[Tagging Commits] feedback / discussion request

Richard Peterson <richard@xxxxxxxxxxxxxx> · Tue, 3 May 2011 19:36:51 -0400

This is a different idea from that discussed in
http://marc.info/?t=123879411100002&r=1&w=2.

I'm going to present some use cases for signing commits (instead of just
tags). Then I'll present an idea for implementation. I hope to implement
this as described, along with Eric Ritz. We would appreciate any insight you
may have - we want to help, not waste our time or anybody else's.

First, Linus has argued against signing commits in this thread:
http://marc.info/?t=123879411100002&r=1&w=2.  He claims it is pointless to
sign individual commits, as opposed to signing just the tip of the tree
(tags). For many use cases, that's true. But read on.

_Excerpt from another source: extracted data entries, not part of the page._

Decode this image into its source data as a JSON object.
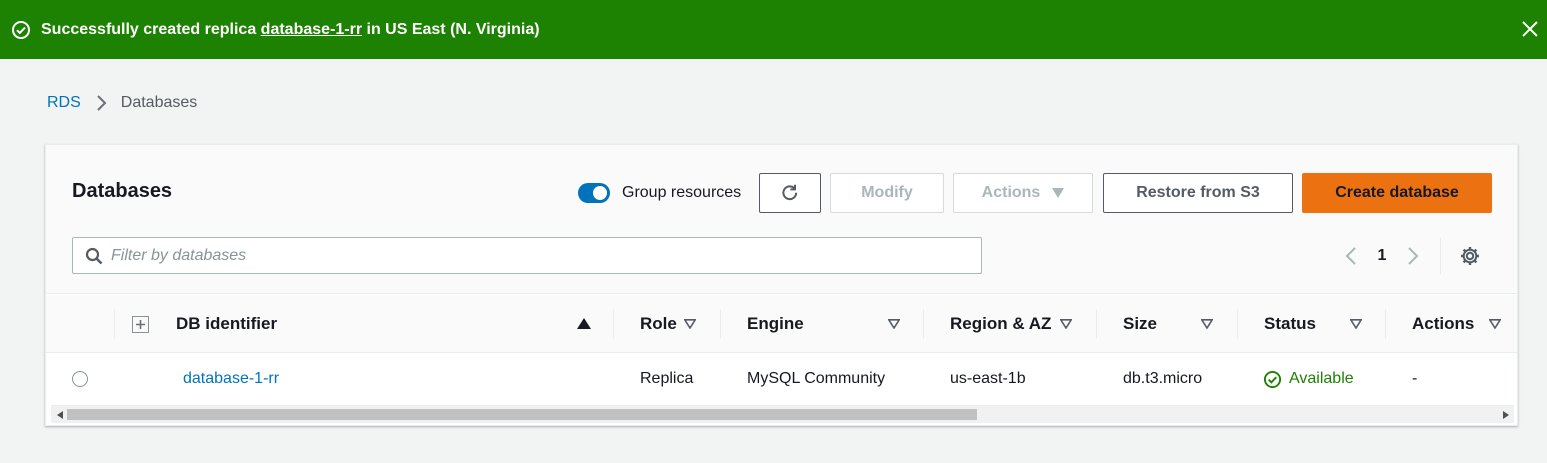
{
  "flash": {
    "prefix": "Successfully created replica ",
    "link": "database-1-rr",
    "suffix": " in US East (N. Virginia)",
    "color": "#1d8102"
  },
  "breadcrumb": {
    "root": "RDS",
    "current": "Databases"
  },
  "panel": {
    "title": "Databases",
    "group_toggle_label": "Group resources",
    "group_toggle_on": true,
    "buttons": {
      "modify": "Modify",
      "actions": "Actions",
      "restore": "Restore from S3",
      "create": "Create database"
    },
    "filter_placeholder": "Filter by databases",
    "page_number": "1"
  },
  "table": {
    "columns": [
      "DB identifier",
      "Role",
      "Engine",
      "Region & AZ",
      "Size",
      "Status",
      "Actions"
    ],
    "rows": [
      {
        "identifier": "database-1-rr",
        "role": "Replica",
        "engine": "MySQL Community",
        "region_az": "us-east-1b",
        "size": "db.t3.micro",
        "status": "Available",
        "actions": "-"
      }
    ]
  },
  "colors": {
    "accent": "#0073bb",
    "primary_button": "#ec7211",
    "success": "#1d8102"
  }
}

Here are some possible semantics you could assign to signing a commit hash:

* Making a verifiable claim of authorship of a commit
* Making a verifiable claim to have reviewed a commit or set of commits
* Making a verifiable claim to have approved a commit or set of commits for
some purpose
* Making some other verifiable claim about a commit TBD by your workflow
* Making a verifiable claim to have reviewed or approved the entire tree
under the commit

Claiming to have reviewed or approved the entire tree is useful in many
cases. It's great for something like the Linux kernel.  If you've got a tip
signed by Linus, you've got the kernel. You don't need to care what's merged
in under that, as long as it's signed at the top. It's like an MD5 checksum
on a download. You don't care what mirror you download an ISO from, as long
as the computed hash matches the authoritative hash.

Semantically, someone who signs a tree takes responsibility for everything
included in that tree, to whatever degree that applies in their project.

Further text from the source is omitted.